Maintaining commit log such as in git, each node machine will record a commit log for each transaction. So before updating entry in machine A, we have to go through commit log first. A separate software will process all the commit logs and recover if an operations fails since we can look at the commit log.

Consistency models define the degree of data consistency.

Some of consistency models are:

Strong Consistency: Any read operation return a value corresponding to the result of the most updated write data item. A user never gets outdated data.

Weak Consistency: When a user performs read operation then may not see the most updated data value.

Eventual Consistency: This is a specific form of weak consistency and when provided enough time all the updates are propagated and all available replicas are consistent.

Among all the consistency models why Strong Consistency is not the ideal?

Strong consistency is achieved by forcing a replica not to accept new reads/writes until every replica has agreed on current write. Strong Consistency is not ideal for highly available systems as it blocks new operations.
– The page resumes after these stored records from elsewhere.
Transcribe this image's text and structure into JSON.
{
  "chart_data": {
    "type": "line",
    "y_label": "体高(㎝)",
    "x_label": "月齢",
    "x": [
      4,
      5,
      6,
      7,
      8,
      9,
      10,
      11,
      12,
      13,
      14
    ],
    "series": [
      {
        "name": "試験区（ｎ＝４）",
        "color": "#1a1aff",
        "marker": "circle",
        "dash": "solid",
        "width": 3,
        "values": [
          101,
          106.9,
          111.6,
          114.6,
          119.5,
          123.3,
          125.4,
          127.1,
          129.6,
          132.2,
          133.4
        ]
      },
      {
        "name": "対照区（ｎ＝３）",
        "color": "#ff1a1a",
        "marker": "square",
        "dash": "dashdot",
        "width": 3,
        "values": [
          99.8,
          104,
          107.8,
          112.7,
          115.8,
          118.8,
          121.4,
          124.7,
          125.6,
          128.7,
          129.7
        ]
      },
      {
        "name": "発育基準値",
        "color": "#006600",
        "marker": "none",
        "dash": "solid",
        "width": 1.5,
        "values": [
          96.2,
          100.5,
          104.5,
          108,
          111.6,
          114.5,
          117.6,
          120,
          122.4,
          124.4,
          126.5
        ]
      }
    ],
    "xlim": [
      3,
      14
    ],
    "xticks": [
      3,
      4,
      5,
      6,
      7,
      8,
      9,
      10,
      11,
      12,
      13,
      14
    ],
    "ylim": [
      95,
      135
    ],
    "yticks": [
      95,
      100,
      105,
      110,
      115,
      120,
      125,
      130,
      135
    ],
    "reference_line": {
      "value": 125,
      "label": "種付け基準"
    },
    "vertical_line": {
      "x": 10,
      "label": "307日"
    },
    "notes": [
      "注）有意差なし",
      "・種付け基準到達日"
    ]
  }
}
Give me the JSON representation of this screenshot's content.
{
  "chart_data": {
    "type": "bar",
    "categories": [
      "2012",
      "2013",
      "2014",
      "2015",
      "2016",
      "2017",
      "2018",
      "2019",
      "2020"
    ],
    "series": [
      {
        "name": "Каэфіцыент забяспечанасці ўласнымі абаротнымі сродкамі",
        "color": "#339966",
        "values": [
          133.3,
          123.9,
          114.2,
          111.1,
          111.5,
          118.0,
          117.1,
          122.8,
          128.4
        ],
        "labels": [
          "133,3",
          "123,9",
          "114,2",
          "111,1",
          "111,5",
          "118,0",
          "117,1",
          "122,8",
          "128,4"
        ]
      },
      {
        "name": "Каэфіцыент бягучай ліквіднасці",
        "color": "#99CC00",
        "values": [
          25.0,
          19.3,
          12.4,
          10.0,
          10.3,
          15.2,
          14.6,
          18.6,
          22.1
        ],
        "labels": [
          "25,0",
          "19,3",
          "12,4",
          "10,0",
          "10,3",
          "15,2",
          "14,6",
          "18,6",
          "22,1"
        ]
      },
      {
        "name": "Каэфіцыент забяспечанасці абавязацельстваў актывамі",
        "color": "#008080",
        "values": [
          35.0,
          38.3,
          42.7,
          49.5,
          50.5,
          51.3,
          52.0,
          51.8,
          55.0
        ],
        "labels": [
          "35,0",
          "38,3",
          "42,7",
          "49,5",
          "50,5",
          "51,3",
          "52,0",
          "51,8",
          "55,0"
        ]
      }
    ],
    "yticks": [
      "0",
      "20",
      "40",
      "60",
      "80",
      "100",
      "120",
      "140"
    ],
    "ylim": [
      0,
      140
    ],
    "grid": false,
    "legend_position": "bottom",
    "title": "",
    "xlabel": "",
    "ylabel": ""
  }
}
Most popular databases such as Cassandra and Dynamo adopt eventual consistency. Eventual consistency will allow inconsistent values to enter the system in case of concurrent writes and will force the client to read values to reconcile. Usually reconciliation works with versioning to avoid such conflicts.

Failure Handling

In order to resolve failure one should first be able to detect failures. Using multicasting one gets to know whether a server is down or not but it becomes inefficient when many servers are in the system. So a better solution would be to use decentralized failure detection methods like gossip protocol where each node maintains a node membership list containing the id of all the members and heartbeat counters. Each node will periodically send heartbeat to a set of random nodes and which in turn propagate to another set of nodes. Once node receives heartbeat, membership list is updated to the latest info. If heartbeat has not reached for more than predefined periods then member is considered as offline.
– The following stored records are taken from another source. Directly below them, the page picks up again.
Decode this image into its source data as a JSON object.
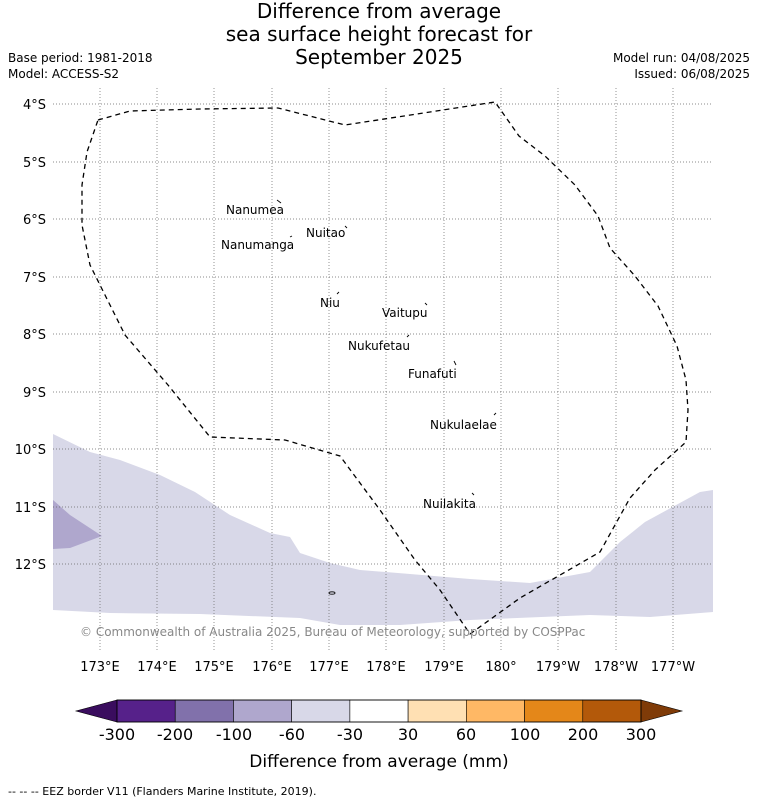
{
  "title": {
    "line1": "Difference from average",
    "line2": "sea surface height forecast for",
    "line3": "September 2025"
  },
  "meta": {
    "base_period": "Base period: 1981-2018",
    "model": "Model: ACCESS-S2",
    "model_run": "Model run: 04/08/2025",
    "issued": "Issued: 06/08/2025"
  },
  "map": {
    "lat_labels": [
      "4°S",
      "5°S",
      "6°S",
      "7°S",
      "8°S",
      "9°S",
      "10°S",
      "11°S",
      "12°S"
    ],
    "lon_labels": [
      "173°E",
      "174°E",
      "175°E",
      "176°E",
      "177°E",
      "178°E",
      "179°E",
      "180°",
      "179°W",
      "178°W",
      "177°W"
    ],
    "places": [
      "Nanumea",
      "Nuitao",
      "Nanumanga",
      "Niu",
      "Vaitupu",
      "Nukufetau",
      "Funafuti",
      "Nukulaelae",
      "Nuilakita"
    ],
    "copyright": "© Commonwealth of Australia 2025, Bureau of Meteorology, supported by COSPPac"
  },
  "legend": {
    "ticks": [
      "-300",
      "-200",
      "-100",
      "-60",
      "-30",
      "30",
      "60",
      "100",
      "200",
      "300"
    ],
    "colors": [
      "#56218a",
      "#8171ab",
      "#afa7cd",
      "#d8d8e8",
      "#ffffff",
      "#ffe0b3",
      "#ffb865",
      "#e48719",
      "#b3590a"
    ],
    "extend_low_color": "#3a0d5e",
    "extend_high_color": "#7f3b08",
    "label": "Difference from average (mm)"
  },
  "footer": "--  --  -- EEZ border V11 (Flanders Marine Institute, 2019)."
}
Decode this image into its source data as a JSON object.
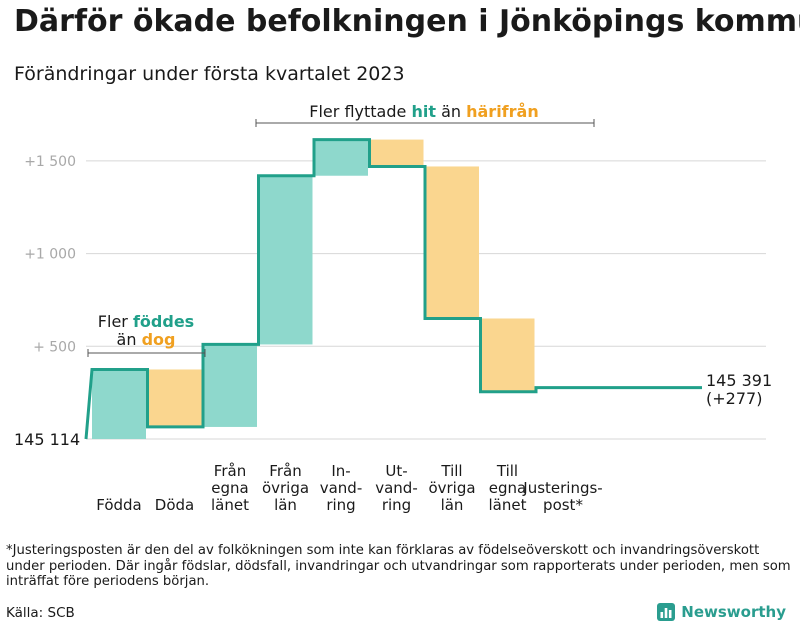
{
  "title": "Därför ökade befolkningen i Jönköpings kommun",
  "subtitle": "Förändringar under första kvartalet 2023",
  "chart_data": {
    "type": "waterfall",
    "start_label": "145 114",
    "end_label_1": "145 391",
    "end_label_2": "(+277)",
    "ylim": [
      0,
      1700
    ],
    "yticks": [
      {
        "value": 500,
        "label": "+ 500"
      },
      {
        "value": 1000,
        "label": "+1 000"
      },
      {
        "value": 1500,
        "label": "+1 500"
      }
    ],
    "steps": [
      {
        "label": [
          "Födda"
        ],
        "start": 0,
        "end": 375,
        "kind": "in"
      },
      {
        "label": [
          "Döda"
        ],
        "start": 375,
        "end": 65,
        "kind": "out"
      },
      {
        "label": [
          "Från",
          "egna",
          "länet"
        ],
        "start": 65,
        "end": 510,
        "kind": "in"
      },
      {
        "label": [
          "Från",
          "övriga",
          "län"
        ],
        "start": 510,
        "end": 1420,
        "kind": "in"
      },
      {
        "label": [
          "In-",
          "vand-",
          "ring"
        ],
        "start": 1420,
        "end": 1615,
        "kind": "in"
      },
      {
        "label": [
          "Ut-",
          "vand-",
          "ring"
        ],
        "start": 1615,
        "end": 1470,
        "kind": "out"
      },
      {
        "label": [
          "Till",
          "övriga",
          "län"
        ],
        "start": 1470,
        "end": 650,
        "kind": "out"
      },
      {
        "label": [
          "Till",
          "egna",
          "länet"
        ],
        "start": 650,
        "end": 255,
        "kind": "out"
      },
      {
        "label": [
          "Justerings-",
          "post*"
        ],
        "start": 255,
        "end": 277,
        "kind": "adj"
      }
    ],
    "annotation_birth": {
      "line1": "Fler",
      "hl1": "föddes",
      "line2": "än",
      "hl2": "dog"
    },
    "annotation_migration": {
      "prefix": "Fler flyttade",
      "hl1": "hit",
      "mid": "än",
      "hl2": "härifrån"
    },
    "colors": {
      "in": "#8ed8cc",
      "out": "#fad68f",
      "line": "#21a08a",
      "in_text": "#21a08a",
      "out_text": "#f0a020",
      "grid": "#d7d7d7",
      "axis": "#555555"
    }
  },
  "footnote": "*Justeringsposten är den del av folkökningen som inte kan förklaras av födelseöverskott och invandringsöverskott under perioden. Där ingår födslar, dödsfall, invandringar och utvandringar som rapporterats under perioden, men som inträffat före periodens början.",
  "source": "Källa: SCB",
  "logo": {
    "name": "Newsworthy",
    "color": "#2a9d8f"
  }
}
Once the failures have been detected it now time for handling them. If one of the nodes become unavailable due to network failure then other healthy servers will process requests (reads, writes) temporarily. When the server is restored back changes will be pushed back to achieve data consistency. This whole process is known as hinted handoff and is usually used to handle temporary failures. What if replica becomes permanently unavailable? We’ll use an anti-entropy protocol to keep replicas in sync. Anti-entropy involves comparing each piece of data on replicas and updating each replica to the newest version. A Merkle tree is used for inconsistency detection and minimizing amount of data transferred. What if data center goes down? In this case instead of having all the servers in one location it is better to have servers distributed across multiple data centers as earlier mentioned.

Client communicates with key-value store API endpoints : get(key) and put(key,value). Coordinator node acts as a proxy between client and the key value store. Nodes are distributed in a ring using consistent hashing. Data is replicated at multiple nodes. There will not be any single point of failute as every node has same responsibilities. Tasks performed by each node include: Failure detection, conflict resolution, replication, detection and resolution, etc.

Write and Read Paths

Cassandra use-case after a write request is directed to a specific node then write request is persisted inside commit log file. Data is saved inside in memory cache. If the cache is full or reaches its threshold value then data is flushed into sorted string table (SS Table). More info on SS Table

After a read request is directed to a specific node, it first checks if data is present in in-memory cache or not. If present, data is returned to the client.
If data is not present in memory, it will be retrieved from the disk. Bloom filter is used to fetch data from SS Tables efficiently.